Since AWS CloudHSM cannot store PKCS#11 certificate objects, PGP signing and CSR generation cannot rely on certificate metadata from the HSM to determine the key creation date.

To solve this issue, configure the OpenPGP Signer with a fixed key creation date using the following property:

KEY_START_DATE.keyalias=YYYYMMDD

The configured date is used as the key creation date.

GCP KMS

  • The Google Cloud HSM does not support key generation, key wrapping, or import of certificate chains via SignServer.

  • Keys generated in the GCP console must use the algorithm type *_RAW_PKCS1 to work with any hash algorithm in SignServer. Alternatively, ensure the hash algorithm of the key matches the signature algorithm configured in the SignServer Worker. A mismatch produces an error similar to:

    ExceptionConverter: java.security.SignatureException: org.pkcs11.jacknji11.CKRException: 0x00000020: DATA_INVALID
    

Thales TCT

When generating an RSA key pair using the Thales TCT HSM, the ATTRIBUTE.PUBLIC.RSA.CKA_VERIFY attribute must be explicitly set to true (it is not enabled by default). Failure to do so will cause key generation to fail.


FIPS Mode

Some HSM vendors enforce stricter key constraints when operating in FIPS mode.

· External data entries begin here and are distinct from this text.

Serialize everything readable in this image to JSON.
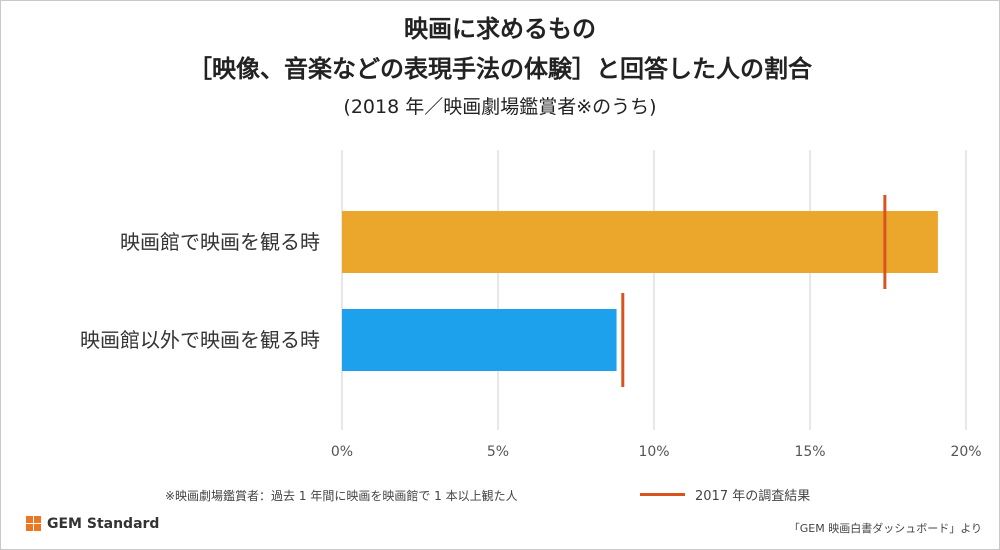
{
  "header": {
    "title_line1": "映画に求めるもの",
    "title_line2": "［映像、音楽などの表現手法の体験］と回答した人の割合",
    "subtitle": "(2018 年／映画劇場鑑賞者※のうち)"
  },
  "chart_data": {
    "type": "bar",
    "orientation": "horizontal",
    "categories": [
      "映画館で映画を観る時",
      "映画館以外で映画を観る時"
    ],
    "values": [
      19.1,
      8.8
    ],
    "bar_colors": [
      "#eba72b",
      "#1ea1ec"
    ],
    "reference_values": [
      17.4,
      9.0
    ],
    "reference_color": "#d9531e",
    "xlim": [
      0,
      20
    ],
    "x_ticks": [
      0,
      5,
      10,
      15,
      20
    ],
    "x_tick_labels": [
      "0%",
      "5%",
      "10%",
      "15%",
      "20%"
    ],
    "grid": true,
    "legend_position": "bottom"
  },
  "legend": {
    "label": "2017 年の調査結果"
  },
  "footer": {
    "note": "※映画劇場鑑賞者：過去 1 年間に映画を映画館で 1 本以上観た人",
    "logo_text": "GEM Standard",
    "source": "「GEM 映画白書ダッシュボード」より"
  }
}
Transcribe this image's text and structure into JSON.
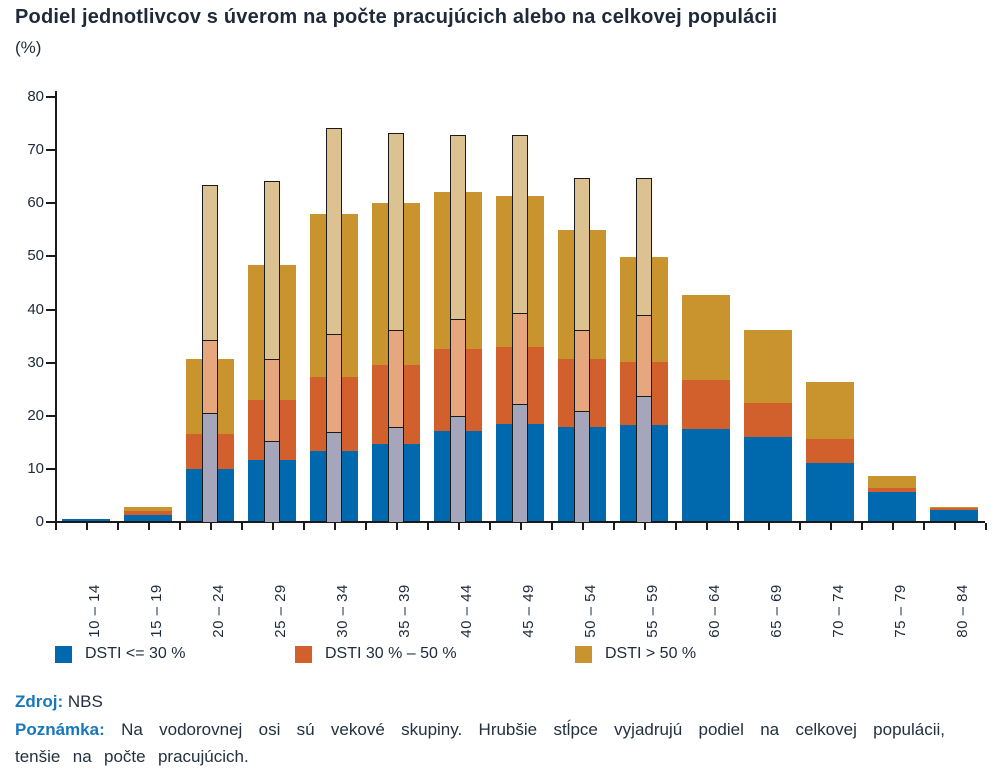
{
  "title": "Podiel jednotlivcov s úverom na počte pracujúcich alebo na celkovej populácii",
  "subtitle": "(%)",
  "legend": {
    "items": [
      {
        "label": "DSTI <= 30 %",
        "color": "#0069ad"
      },
      {
        "label": "DSTI  30 % –  50 %",
        "color": "#d2602c"
      },
      {
        "label": "DSTI  > 50 %",
        "color": "#c9942e"
      }
    ]
  },
  "footer": {
    "source_label": "Zdroj:",
    "source_value": "NBS",
    "note_label": "Poznámka:",
    "note_text": "Na vodorovnej osi sú vekové skupiny. Hrubšie stĺpce vyjadrujú podiel na celkovej populácii, tenšie na počte pracujúcich."
  },
  "colors": {
    "population_stack": [
      "#0069ad",
      "#d2602c",
      "#c9942e"
    ],
    "workers_stack": [
      "#a5a6bb",
      "#e6a77e",
      "#dcc291"
    ],
    "axis": "#1a1a1a",
    "title_text": "#1e2a3a",
    "footer_label_blue": "#1777bd"
  },
  "chart_data": {
    "type": "bar",
    "stacked": true,
    "unit": "%",
    "ylim": [
      0,
      80
    ],
    "y_ticks": [
      0,
      10,
      20,
      30,
      40,
      50,
      60,
      70,
      80
    ],
    "grid": false,
    "legend_position": "bottom",
    "categories": [
      "10 – 14",
      "15 – 19",
      "20 – 24",
      "25 – 29",
      "30 – 34",
      "35 – 39",
      "40 – 44",
      "45 – 49",
      "50 – 54",
      "55 – 59",
      "60 – 64",
      "65 – 69",
      "70 – 74",
      "75 – 79",
      "80 – 84"
    ],
    "bar_groups_note": "wide bars = podiel na celkovej populácii, thin outlined bars = podiel na počte pracujúcich",
    "series": [
      {
        "name": "DSTI <= 30 %",
        "bar": "population",
        "values": [
          0.4,
          1.2,
          9.8,
          11.5,
          13.1,
          14.5,
          17.0,
          18.2,
          17.7,
          18.0,
          17.4,
          15.8,
          11.0,
          5.4,
          2.1
        ]
      },
      {
        "name": "DSTI 30 % – 50 %",
        "bar": "population",
        "values": [
          0.0,
          0.7,
          6.5,
          11.2,
          14.0,
          14.9,
          15.4,
          14.6,
          12.8,
          11.9,
          9.1,
          6.5,
          4.5,
          0.8,
          0.5
        ]
      },
      {
        "name": "DSTI > 50 %",
        "bar": "population",
        "values": [
          0.0,
          0.8,
          14.2,
          25.5,
          30.6,
          30.4,
          29.6,
          28.4,
          24.3,
          19.8,
          16.1,
          13.7,
          10.6,
          2.3,
          0.1
        ]
      },
      {
        "name": "DSTI <= 30 %",
        "bar": "workers",
        "values": [
          null,
          null,
          20.5,
          15.3,
          17.0,
          17.9,
          20.0,
          22.2,
          20.9,
          23.8,
          null,
          null,
          null,
          null,
          null
        ]
      },
      {
        "name": "DSTI 30 % – 50 %",
        "bar": "workers",
        "values": [
          null,
          null,
          13.8,
          15.3,
          18.3,
          18.2,
          18.2,
          17.1,
          15.3,
          15.2,
          null,
          null,
          null,
          null,
          null
        ]
      },
      {
        "name": "DSTI > 50 %",
        "bar": "workers",
        "values": [
          null,
          null,
          28.9,
          33.4,
          38.7,
          37.0,
          34.5,
          33.4,
          28.4,
          25.5,
          null,
          null,
          null,
          null,
          null
        ]
      }
    ]
  }
}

For example, with Utimaco SecurityServer V4.10.0 and PSS padding, the following configuration is required:

  • When generating the key pair:

    XML
    ATTRIBUTE.PRIVATE.RSA.CKA_ALLOWED_MECHANISMS=CKM_RSA_PKCS_PSS, CKM_SHA256_RSA_PKCS_PSS
    SELFSIGNED_SIGNATUREALGORITHM=SHA256withRSAandMGF1
    
  • For test signing to work after activation:

    XML
    SIGNATUREALGORITHM=SHA256withRSAandMGF1
    

For keys using PKCS#1 v1.5 padding, CKA_ALLOWED_MECHANISMS should contain only mechanisms such as CKM_RSA_PKCS and CKM_SHA256_RSA_PKCS, and the signature algorithm properties should use SHA256withRSA.


Known Limitations

  • Multiple CA certificates with the same subject DN cannot be stored in the same token slot.

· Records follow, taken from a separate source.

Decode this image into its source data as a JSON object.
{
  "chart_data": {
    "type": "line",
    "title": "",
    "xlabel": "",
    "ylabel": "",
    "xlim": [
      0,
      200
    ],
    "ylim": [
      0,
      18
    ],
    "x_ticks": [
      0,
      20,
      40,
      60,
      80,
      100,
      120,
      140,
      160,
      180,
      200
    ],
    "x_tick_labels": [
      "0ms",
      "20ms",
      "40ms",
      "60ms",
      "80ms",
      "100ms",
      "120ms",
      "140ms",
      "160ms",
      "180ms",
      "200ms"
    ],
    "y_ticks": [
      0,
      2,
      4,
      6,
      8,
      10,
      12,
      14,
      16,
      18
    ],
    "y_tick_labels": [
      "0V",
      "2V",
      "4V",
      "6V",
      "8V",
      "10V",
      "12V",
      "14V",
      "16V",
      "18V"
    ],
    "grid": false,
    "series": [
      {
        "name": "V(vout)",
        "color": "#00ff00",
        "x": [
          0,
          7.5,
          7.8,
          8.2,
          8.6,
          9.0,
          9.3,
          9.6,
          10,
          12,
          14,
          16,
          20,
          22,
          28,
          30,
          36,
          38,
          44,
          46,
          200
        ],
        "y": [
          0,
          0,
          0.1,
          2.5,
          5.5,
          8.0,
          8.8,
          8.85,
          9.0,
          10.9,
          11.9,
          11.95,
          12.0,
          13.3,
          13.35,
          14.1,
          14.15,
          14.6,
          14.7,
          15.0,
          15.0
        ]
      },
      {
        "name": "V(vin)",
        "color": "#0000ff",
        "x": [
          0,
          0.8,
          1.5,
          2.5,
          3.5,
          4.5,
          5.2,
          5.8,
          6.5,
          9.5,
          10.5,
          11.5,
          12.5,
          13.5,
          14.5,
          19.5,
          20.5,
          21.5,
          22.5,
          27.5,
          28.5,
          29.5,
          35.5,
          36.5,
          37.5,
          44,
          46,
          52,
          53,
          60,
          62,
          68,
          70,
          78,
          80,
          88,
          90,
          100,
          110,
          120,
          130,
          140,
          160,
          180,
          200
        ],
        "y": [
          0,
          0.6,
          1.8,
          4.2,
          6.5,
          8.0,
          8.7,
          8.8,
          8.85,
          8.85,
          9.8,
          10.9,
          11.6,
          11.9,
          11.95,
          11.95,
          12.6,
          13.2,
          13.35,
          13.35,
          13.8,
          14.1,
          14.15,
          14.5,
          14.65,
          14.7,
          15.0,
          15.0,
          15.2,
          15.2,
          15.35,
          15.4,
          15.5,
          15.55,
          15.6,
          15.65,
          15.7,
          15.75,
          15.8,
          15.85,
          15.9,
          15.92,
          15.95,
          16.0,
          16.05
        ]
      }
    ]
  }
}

  • PKCS#11 sessions are reused and never explicitly closed by this Crypto Token under normal conditions. Objects created as session objects (CKA_TOKEN=false) are therefore not removed until the application server is shut down. In deployments that generate and delete many short-lived keys, this can eventually cause a CKR_DEVICE_MEMORY error as session objects accumulate. To avoid this, upgrade to SignServer 5.8.2 or later and set CKA_TOKEN=true for key objects so that they are correctly removed when a key is deleted. See the ATTRIBUTE.x.y.z property above.